MISSOULA - City Club Missoula hosted a mayoral debate between Missoula's two mayoral candidates on Tuesday at the Missoula Public Library.
Shawn Knopp, who has no political background and currently works at Montana Glass, is running against incumbent mayor Andrea Davis.
The two candidates started the debate by laying out their top priorities they seek to address, with Davis speaking first.
Watch to learn more from Missoula's mayoral candidates:
“We know that we have businesses here whose employees find it difficult to be able to find a place to live in order to go to work. And we know that we have businesses here who cannot expand or relocate here as a result of the housing pressures that we have in Missoula and Western Montana,” said Davis.
“We have to have fire, we have to have police, we have to have roads. Those are going to be the top three priorities on any budget that I'm a part of. Anything else after that is going to be on a need-to-have basis,” said Missoula mayoral candidate Shawn Knopp.
The debate then began when moderator Rob Chaney, a long-time Montana journalist, asked Knopp what he would do to restructure the city government in line with what he has said about being fiscally conscious with the budget.
“It's not about getting rid of anybody, it's about moving them to departments that need more help and departments that maybe don't need as much help. The time to get a permit to build in this town is exceeding nine months. We need to get some money, you know, if we can't get permits passed and get buildings built, it just raises the price of everything. So, you know, maybe you take a staff from another office and you put them in that office to help out, so [it would] be more of a restructuring, not eliminating jobs,” answered Knopp.
Chaney then asked Davis to define the boundaries of the office of the mayor, asking what the mayor can and cannot do in relation to the private sector.
“We're working on some of the most challenging issues of our time. And so how I decide that is I think often about do I actually have a decision-making role here? Is it in the charter? Is it within state law? And if it's not, then I think about how it is that we as a city can partner with the private sector,” answered Davis.
Half of the debate was also open to the public, with each table at the event being allowed one question. Many of the questions revolved around what each candidate would do to address Missoula’s affordable housing crisis.
Knopp answered first.
“Answer to that is that we need to build, build, build. Until we have enough housing for everybody, prices will never come down. We need to collaborate with builders, with spaces that we have, the 45 acres. We need to get it developed into some affordable housing. There's some programs that the tenant unions are talking about where we can do a bond, where we could pay for housing separate from our taxes. And then the rents or payments that you would pay back on those things would pay for the housing, and so I'd like to see more of that,” responded Knopp.
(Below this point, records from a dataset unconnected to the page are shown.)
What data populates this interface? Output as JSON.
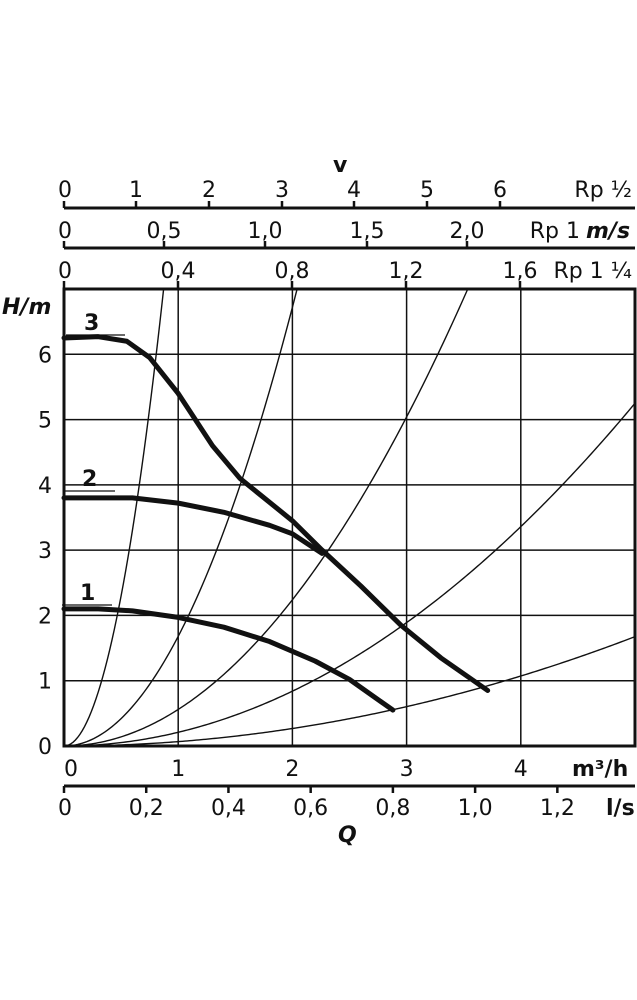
{
  "chart_data": {
    "type": "line",
    "xlabel": "Q",
    "ylabel": "H/m",
    "x_unit": "m³/h",
    "x2_unit": "l/s",
    "xlim": [
      0,
      5
    ],
    "ylim": [
      0,
      7
    ],
    "grid": true,
    "x_ticks": [
      "0",
      "1",
      "2",
      "3",
      "4"
    ],
    "x_tick_values": [
      0,
      1,
      2,
      3,
      4
    ],
    "x2_ticks": [
      "0",
      "0,2",
      "0,4",
      "0,6",
      "0,8",
      "1,0",
      "1,2"
    ],
    "x2_tick_values": [
      0,
      0.2,
      0.4,
      0.6,
      0.8,
      1.0,
      1.2
    ],
    "y_ticks": [
      "0",
      "1",
      "2",
      "3",
      "4",
      "5",
      "6"
    ],
    "velocity_label": "v",
    "velocity_unit": "m/s",
    "velocity_axes": [
      {
        "name": "Rp ½",
        "ticks": [
          "0",
          "1",
          "2",
          "3",
          "4",
          "5",
          "6"
        ],
        "values": [
          0,
          1,
          2,
          3,
          4,
          5,
          6
        ],
        "per_m3h": 0.632
      },
      {
        "name": "Rp 1",
        "ticks": [
          "0",
          "0,5",
          "1,0",
          "1,5",
          "2,0"
        ],
        "values": [
          0,
          0.5,
          1.0,
          1.5,
          2.0
        ],
        "per_m3h": 0.229
      },
      {
        "name": "Rp 1 ¼",
        "ticks": [
          "0",
          "0,4",
          "0,8",
          "1,2",
          "1,6"
        ],
        "values": [
          0,
          0.4,
          0.8,
          1.2,
          1.6
        ],
        "per_m3h": 0.4
      }
    ],
    "series": [
      {
        "name": "3",
        "x": [
          0,
          0.3,
          0.55,
          0.75,
          1.0,
          1.3,
          1.54,
          2.0,
          2.26,
          2.6,
          2.95,
          3.3,
          3.71
        ],
        "y": [
          6.25,
          6.27,
          6.2,
          5.95,
          5.4,
          4.6,
          4.1,
          3.45,
          3.0,
          2.45,
          1.85,
          1.35,
          0.85
        ]
      },
      {
        "name": "2",
        "x": [
          0,
          0.3,
          0.6,
          1.0,
          1.4,
          1.8,
          2.0,
          2.26
        ],
        "y": [
          3.8,
          3.8,
          3.8,
          3.72,
          3.58,
          3.38,
          3.25,
          2.95
        ]
      },
      {
        "name": "1",
        "x": [
          0,
          0.3,
          0.6,
          1.0,
          1.4,
          1.8,
          2.2,
          2.5,
          2.88
        ],
        "y": [
          2.1,
          2.1,
          2.07,
          1.97,
          1.82,
          1.6,
          1.3,
          1.02,
          0.55
        ]
      }
    ],
    "system_curves_k": [
      9.2,
      1.68,
      0.56,
      0.21,
      0.067
    ]
  }
}
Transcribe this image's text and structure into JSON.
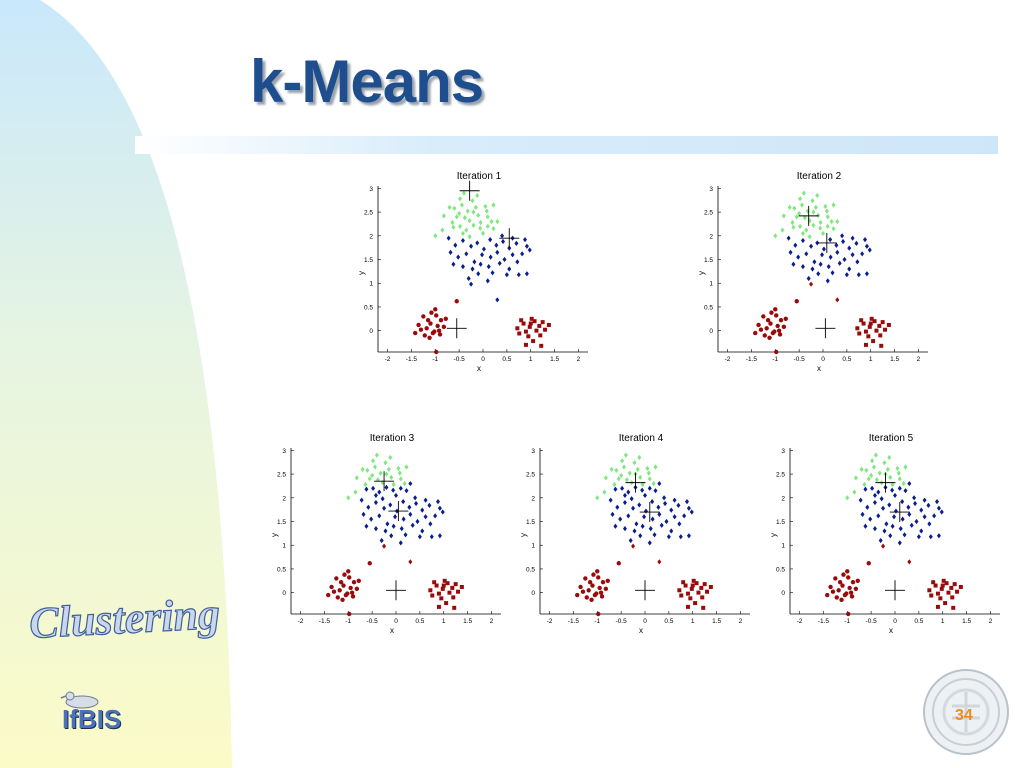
{
  "slide": {
    "title": "k-Means",
    "section_label": "Clustering",
    "logo_text": "IfBIS",
    "page_number": "34",
    "colors": {
      "title": "#1f4e8f",
      "cluster_green": "#7de87d",
      "cluster_blue": "#0a1f8f",
      "cluster_red": "#9b0a0a",
      "page_number": "#f08a1a"
    }
  },
  "chart_data": [
    {
      "type": "scatter",
      "title": "Iteration 1",
      "xlabel": "x",
      "ylabel": "y",
      "xlim": [
        -2.2,
        2.2
      ],
      "ylim": [
        -0.45,
        3.05
      ],
      "xticks": [
        "-2",
        "-1.5",
        "-1",
        "-0.5",
        "0",
        "0.5",
        "1",
        "1.5",
        "2"
      ],
      "yticks": [
        "0",
        "0.5",
        "1",
        "1.5",
        "2",
        "2.5",
        "3"
      ],
      "assignment": {
        "top_in_blue": false,
        "isolated_in_blue": true
      },
      "centroids": [
        [
          -0.28,
          2.95
        ],
        [
          0.55,
          1.95
        ],
        [
          -0.55,
          0.05
        ]
      ]
    },
    {
      "type": "scatter",
      "title": "Iteration 2",
      "xlabel": "x",
      "ylabel": "y",
      "xlim": [
        -2.2,
        2.2
      ],
      "ylim": [
        -0.45,
        3.05
      ],
      "xticks": [
        "-2",
        "-1.5",
        "-1",
        "-0.5",
        "0",
        "0.5",
        "1",
        "1.5",
        "2"
      ],
      "yticks": [
        "0",
        "0.5",
        "1",
        "1.5",
        "2",
        "2.5",
        "3"
      ],
      "assignment": {
        "top_in_blue": false,
        "isolated_in_blue": false
      },
      "centroids": [
        [
          -0.3,
          2.42
        ],
        [
          0.08,
          1.85
        ],
        [
          0.05,
          0.05
        ]
      ]
    },
    {
      "type": "scatter",
      "title": "Iteration 3",
      "xlabel": "x",
      "ylabel": "y",
      "xlim": [
        -2.2,
        2.2
      ],
      "ylim": [
        -0.45,
        3.05
      ],
      "xticks": [
        "-2",
        "-1.5",
        "-1",
        "-0.5",
        "0",
        "0.5",
        "1",
        "1.5",
        "2"
      ],
      "yticks": [
        "0",
        "0.5",
        "1",
        "1.5",
        "2",
        "2.5",
        "3"
      ],
      "assignment": {
        "top_in_blue": true,
        "isolated_in_blue": false
      },
      "centroids": [
        [
          -0.25,
          2.35
        ],
        [
          0.05,
          1.72
        ],
        [
          0.0,
          0.05
        ]
      ]
    },
    {
      "type": "scatter",
      "title": "Iteration 4",
      "xlabel": "x",
      "ylabel": "y",
      "xlim": [
        -2.2,
        2.2
      ],
      "ylim": [
        -0.45,
        3.05
      ],
      "xticks": [
        "-2",
        "-1.5",
        "-1",
        "-0.5",
        "0",
        "0.5",
        "1",
        "1.5",
        "2"
      ],
      "yticks": [
        "0",
        "0.5",
        "1",
        "1.5",
        "2",
        "2.5",
        "3"
      ],
      "assignment": {
        "top_in_blue": true,
        "isolated_in_blue": false
      },
      "centroids": [
        [
          -0.2,
          2.32
        ],
        [
          0.1,
          1.7
        ],
        [
          0.0,
          0.05
        ]
      ]
    },
    {
      "type": "scatter",
      "title": "Iteration 5",
      "xlabel": "x",
      "ylabel": "y",
      "xlim": [
        -2.2,
        2.2
      ],
      "ylim": [
        -0.45,
        3.05
      ],
      "xticks": [
        "-2",
        "-1.5",
        "-1",
        "-0.5",
        "0",
        "0.5",
        "1",
        "1.5",
        "2"
      ],
      "yticks": [
        "0",
        "0.5",
        "1",
        "1.5",
        "2",
        "2.5",
        "3"
      ],
      "assignment": {
        "top_in_blue": true,
        "isolated_in_blue": false
      },
      "centroids": [
        [
          -0.2,
          2.32
        ],
        [
          0.1,
          1.7
        ],
        [
          0.0,
          0.05
        ]
      ]
    }
  ],
  "points": {
    "upper": [
      [
        -0.64,
        2.28
      ],
      [
        -0.5,
        2.47
      ],
      [
        -0.6,
        2.58
      ],
      [
        -0.44,
        2.65
      ],
      [
        -0.32,
        2.52
      ],
      [
        -0.22,
        2.74
      ],
      [
        -0.1,
        2.43
      ],
      [
        0.05,
        2.62
      ],
      [
        -0.55,
        2.4
      ],
      [
        -0.38,
        2.38
      ],
      [
        -0.28,
        2.32
      ],
      [
        -0.15,
        2.6
      ],
      [
        -0.05,
        2.28
      ],
      [
        0.08,
        2.52
      ],
      [
        -0.48,
        2.78
      ],
      [
        -0.82,
        2.42
      ],
      [
        0.18,
        2.3
      ],
      [
        -0.7,
        2.6
      ],
      [
        -0.2,
        2.5
      ],
      [
        -0.12,
        2.85
      ],
      [
        0.22,
        2.65
      ],
      [
        -0.4,
        2.9
      ],
      [
        0.1,
        2.4
      ],
      [
        -1.0,
        2.0
      ],
      [
        -0.85,
        2.12
      ]
    ],
    "top": [
      [
        -0.62,
        2.18
      ],
      [
        -0.48,
        2.2
      ],
      [
        -0.35,
        2.12
      ],
      [
        -0.2,
        2.22
      ],
      [
        -0.06,
        2.16
      ],
      [
        0.1,
        2.2
      ],
      [
        0.22,
        2.15
      ],
      [
        -0.42,
        2.05
      ],
      [
        -0.28,
        1.98
      ],
      [
        0.0,
        2.05
      ],
      [
        0.3,
        2.3
      ]
    ],
    "core": [
      [
        -0.72,
        1.95
      ],
      [
        -0.58,
        1.8
      ],
      [
        -0.42,
        1.9
      ],
      [
        -0.25,
        1.78
      ],
      [
        -0.12,
        1.85
      ],
      [
        0.02,
        1.72
      ],
      [
        0.15,
        1.92
      ],
      [
        0.28,
        1.8
      ],
      [
        0.42,
        1.88
      ],
      [
        0.55,
        1.74
      ],
      [
        0.7,
        1.84
      ],
      [
        0.82,
        1.62
      ],
      [
        0.92,
        1.78
      ],
      [
        0.62,
        1.6
      ],
      [
        0.45,
        1.5
      ],
      [
        0.3,
        1.65
      ],
      [
        0.16,
        1.55
      ],
      [
        -0.02,
        1.6
      ],
      [
        -0.18,
        1.45
      ],
      [
        -0.35,
        1.62
      ],
      [
        -0.52,
        1.55
      ],
      [
        -0.68,
        1.65
      ],
      [
        -0.62,
        1.4
      ],
      [
        -0.42,
        1.35
      ],
      [
        -0.22,
        1.3
      ],
      [
        -0.05,
        1.4
      ],
      [
        0.12,
        1.35
      ],
      [
        0.35,
        1.42
      ],
      [
        0.55,
        1.3
      ],
      [
        0.72,
        1.45
      ],
      [
        0.88,
        1.92
      ],
      [
        0.98,
        1.7
      ],
      [
        0.4,
        2.0
      ],
      [
        0.62,
        1.95
      ],
      [
        -0.1,
        1.2
      ],
      [
        0.2,
        1.22
      ],
      [
        -0.3,
        1.1
      ],
      [
        0.5,
        1.18
      ],
      [
        0.75,
        1.18
      ],
      [
        0.1,
        1.05
      ],
      [
        0.92,
        1.2
      ]
    ],
    "isolated": [
      [
        -0.25,
        0.98
      ],
      [
        0.3,
        0.65
      ]
    ],
    "left": [
      [
        -1.18,
        0.05
      ],
      [
        -1.1,
        0.15
      ],
      [
        -1.02,
        -0.02
      ],
      [
        -0.95,
        0.1
      ],
      [
        -0.88,
        0.22
      ],
      [
        -1.3,
        0.02
      ],
      [
        -1.22,
        -0.1
      ],
      [
        -1.05,
        -0.05
      ],
      [
        -0.98,
        0.32
      ],
      [
        -0.82,
        0.08
      ],
      [
        -1.15,
        0.22
      ],
      [
        -1.35,
        0.12
      ],
      [
        -0.9,
        -0.08
      ],
      [
        -0.78,
        0.25
      ],
      [
        -1.08,
        0.38
      ],
      [
        -1.25,
        0.3
      ],
      [
        -1.0,
        0.45
      ],
      [
        -1.42,
        -0.05
      ],
      [
        -0.92,
        0.0
      ],
      [
        -1.12,
        -0.15
      ],
      [
        -0.55,
        0.62
      ],
      [
        -0.98,
        -0.45
      ]
    ],
    "right": [
      [
        0.72,
        0.05
      ],
      [
        0.85,
        0.15
      ],
      [
        0.98,
        0.08
      ],
      [
        1.08,
        0.2
      ],
      [
        1.18,
        0.1
      ],
      [
        0.9,
        -0.02
      ],
      [
        1.02,
        0.25
      ],
      [
        1.25,
        0.18
      ],
      [
        0.8,
        0.22
      ],
      [
        1.12,
        0.0
      ],
      [
        0.95,
        -0.12
      ],
      [
        1.2,
        -0.1
      ],
      [
        1.3,
        0.02
      ],
      [
        0.76,
        -0.06
      ],
      [
        1.05,
        -0.22
      ],
      [
        1.22,
        -0.32
      ],
      [
        0.9,
        -0.3
      ],
      [
        1.38,
        0.12
      ],
      [
        1.0,
        0.15
      ]
    ]
  }
}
“What we've been doing since I have been mayor is that we have broken ground, and it was mentioned in the introduction on over 100 deed-restricted affordable homes. So we're doing, let me just start by saying, we're starting with the foundational work. We've got a forward-looking land use plan adopted by city council in 2024 — December of 2024. We're now taking that vision, we're putting that vision into work by updating all of our development codes into a unified development code so the private sector can act more quickly to develop different home types in all parts of Missoula,” answered Davis.
Ballots are being mailed out this week for the Nov. 4, 2025, election.